Biquadratic exchange coupling in Fe/Cr/Fe(100) and Fe/Ag/Fe(100) thin film sandwiches (abstract)

Abstract

We have investigated the magnetic exchange coupling between an Fe film and an Fe(100) single crystal whisker substrate separated by varying thickness Cr or Ag spacer layers. The magnetization of the Fe was measured using scanning electron microscopy with polarization analysis. Reflection high-energy electron diffraction and scanning tunneling microscopy (STM) were used to analyze the film structure. In addition to the oscillatory thickness-dependent bilinear exchange coupling, biquadratic exchange coupling was observed in both films. At spacer thicknesses that correspond to the transitions between ferromagnetic and antiferromagnetic coupling the Fe film magnetization was in-plane and orthogonal to the ferromagnetic alignment.

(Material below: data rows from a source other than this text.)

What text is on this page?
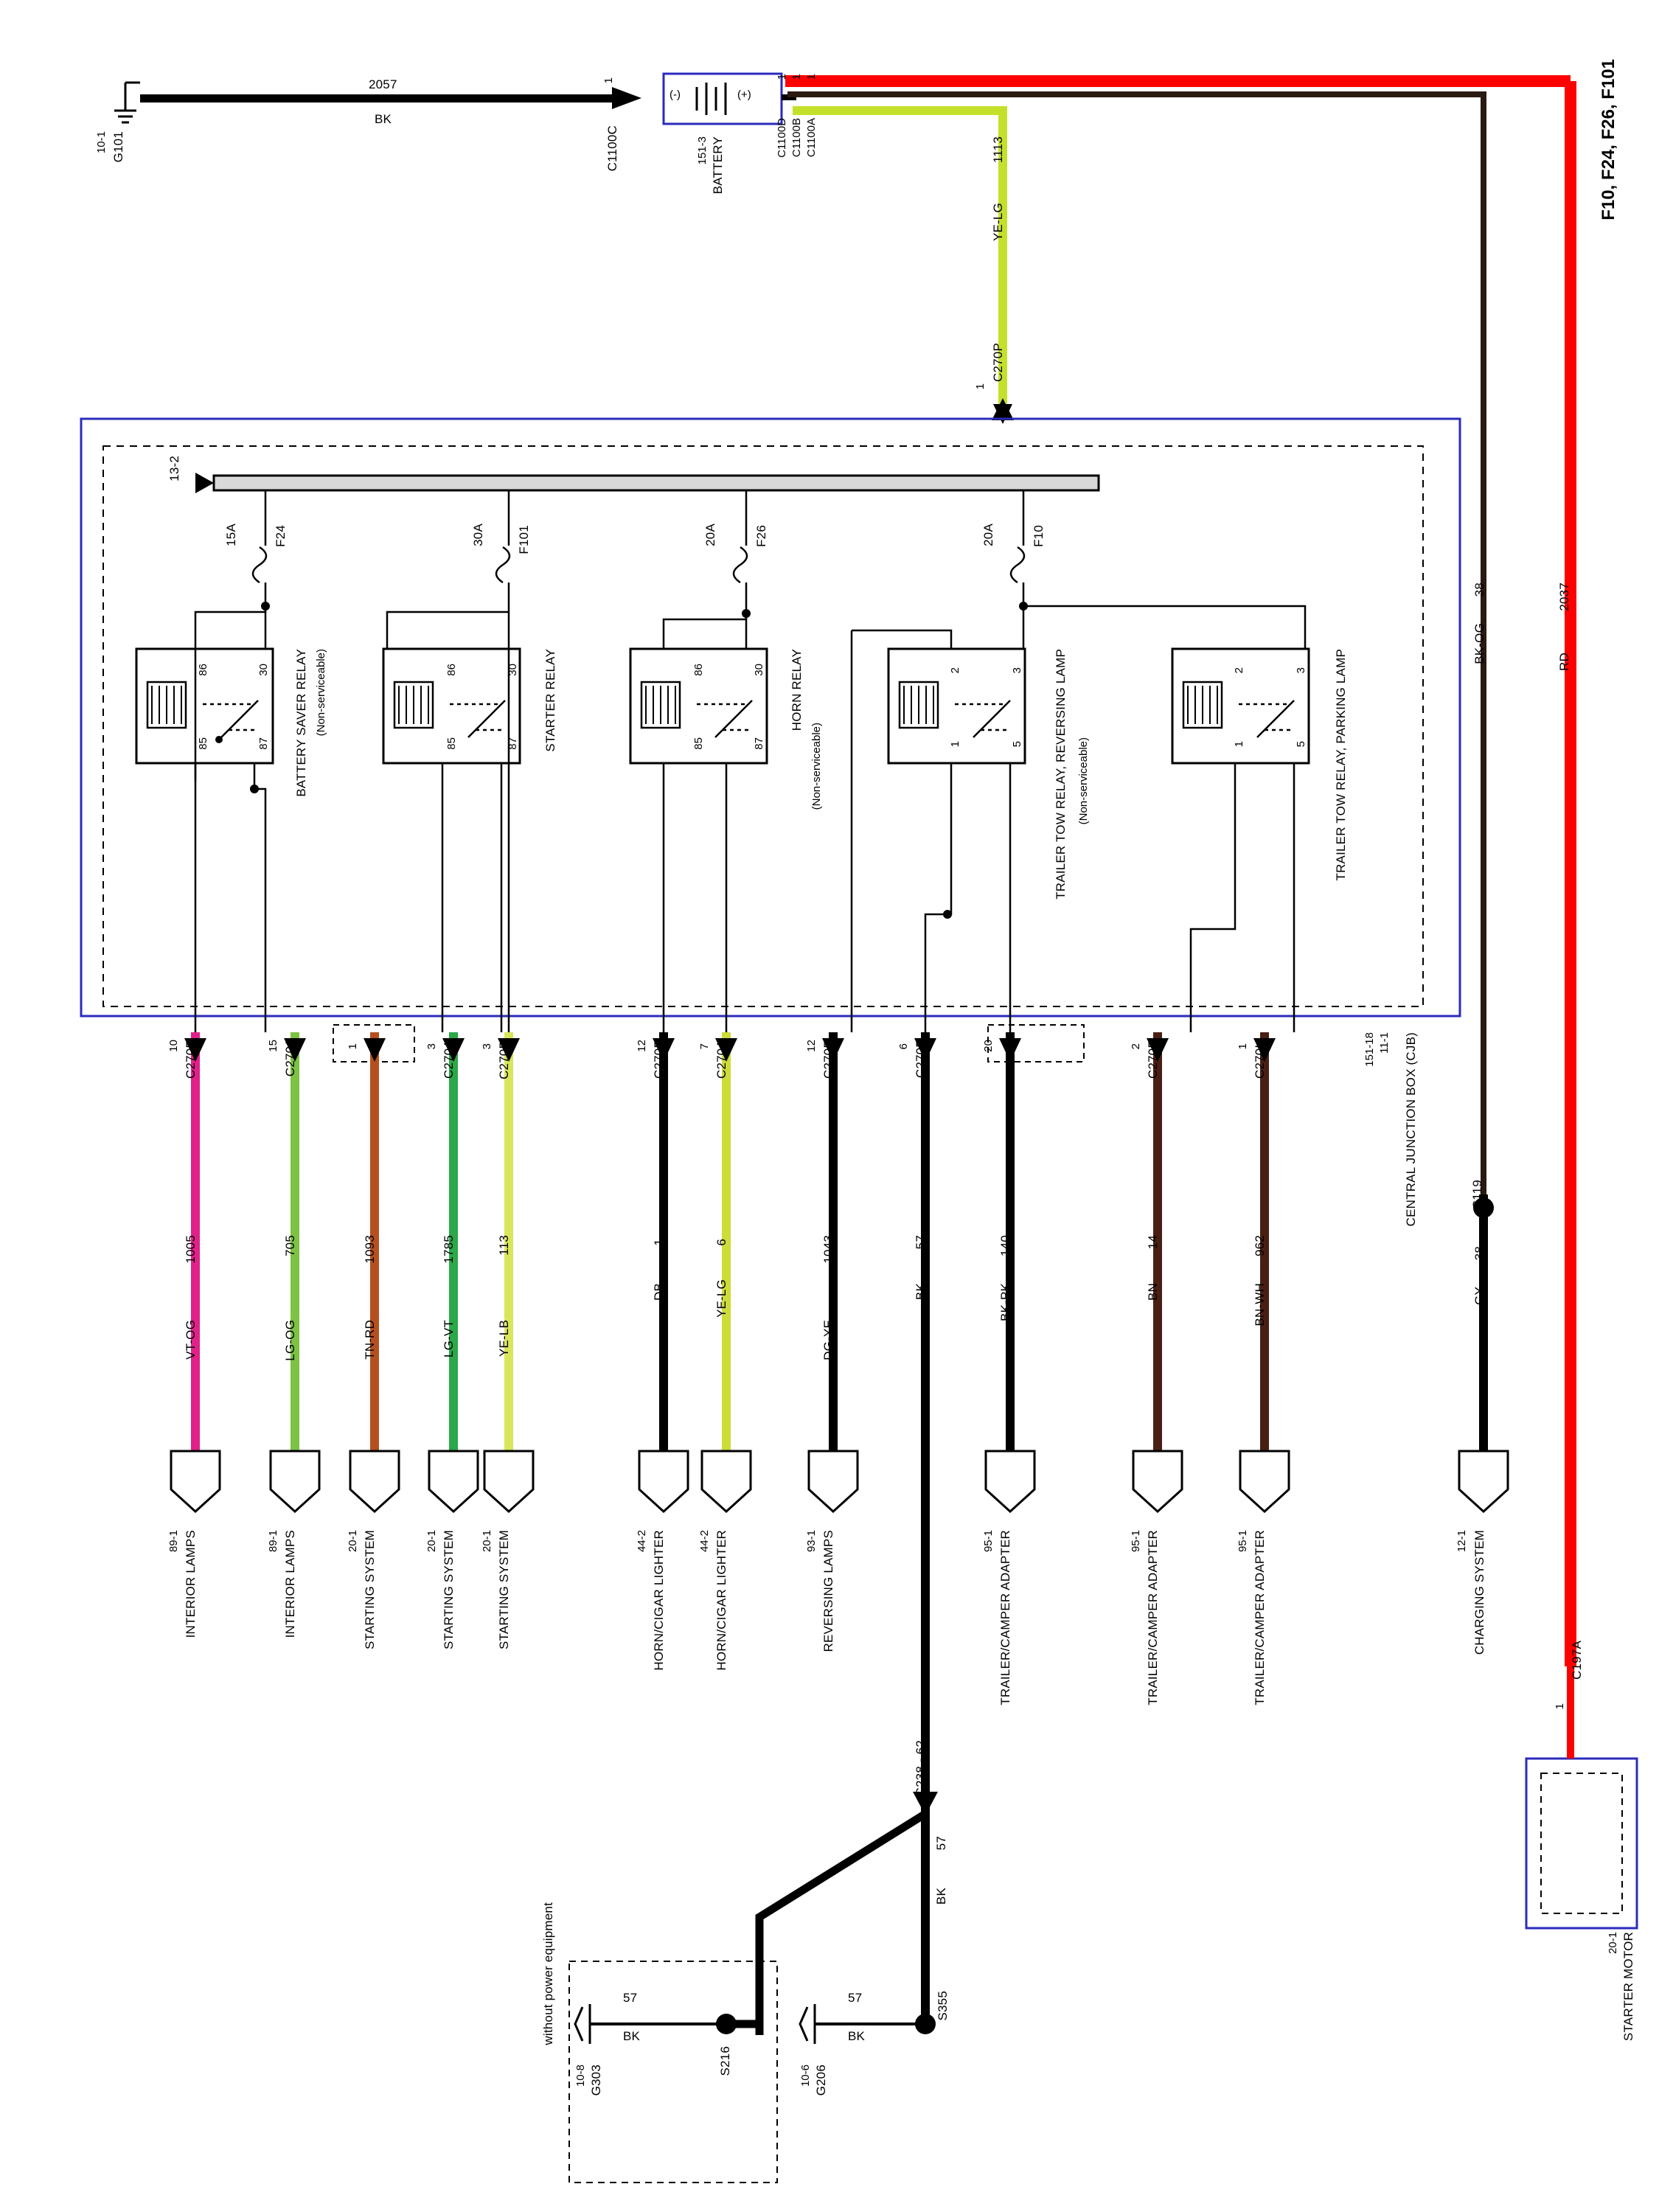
G101
10-1
2057
BK
1
C1100C
(-)	(+)
BATTERY
151-3	C1100A
C1100B
C1100D
1
1
1
1113
YE-LG
C270P
1
F10, F24, F26, F101
38
BK-OG
2037
RD
13-2
15A	F24	30A	F101	20A	F26	20A	F10
86	30
85	87 BATTERY SAVER RELAY (Non-serviceable)	86	30
85	87 STARTER RELAY	86	30
85	87
HORN RELAY
(Non-serviceable)
2	3
1	5 TRAILER TOW RELAY, REVERSING LAMP (Non-serviceable)
2	3
1	5 TRAILER TOW RELAY, PARKING LAMP
CENTRAL JUNCTION BOX (CJB)
11-1
151-18
10 C270E
1005
VT-OG
89-1 INTERIOR LAMPS
15 C270J
705
LG-OG
89-1 INTERIOR LAMPS
1
1093
TN-RD
20-1 STARTING SYSTEM
3 C270A
1785
LG-VT
20-1 STARTING SYSTEM
3 C270D
113
YE-LB
20-1 STARTING SYSTEM
12 C270E
1
DB
44-2 HORN/CIGAR LIGHTER
7 C270A
6
YE-LG
44-2 HORN/CIGAR LIGHTER
12 C270B
1043
DG-YE
93-1 REVERSING LAMPS
6 C270F
57
BK
20
140
BK-PK
95-1 TRAILER/CAMPER ADAPTER
2 C270E
14
BN
95-1 TRAILER/CAMPER ADAPTER
1 C270K
962
BN-WH
95-1 TRAILER/CAMPER ADAPTER
S119
38
GY
12-1 CHARGING SYSTEM
C238 - 62
57
BK
S355
S216
without power equipment	57
BK
G303
10-8
57
BK
G206
10-6
C197A
1
STARTER MOTOR
20-1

Our observations generally agree with the model proposed by Slonczewski1 in which the biquadratic coupling originates from the bilinear coupling through spatial fluctuations of the spacer thickness. If these fluctuations occur over small enough length scales and the bilinear coupling varies between ferromagnetic and antiferromagnetic with monolayer thickness changes, then the Fe film intralayer exchange stiffness forces biquadratic coupling of the film to the substrate. We have observed the necessary short-period coupling in both Fe/Cr/Fe and Fe/Ag/Fe and we have measured the length scale of the thickness variations on a similar sample using a STM. One unexpected result in Fe/Ag/Fe was that the amount of biquadratic coupling increased with increasing top Fe layer thickness. No similar dependence was observed for Fe/Cr/Fe.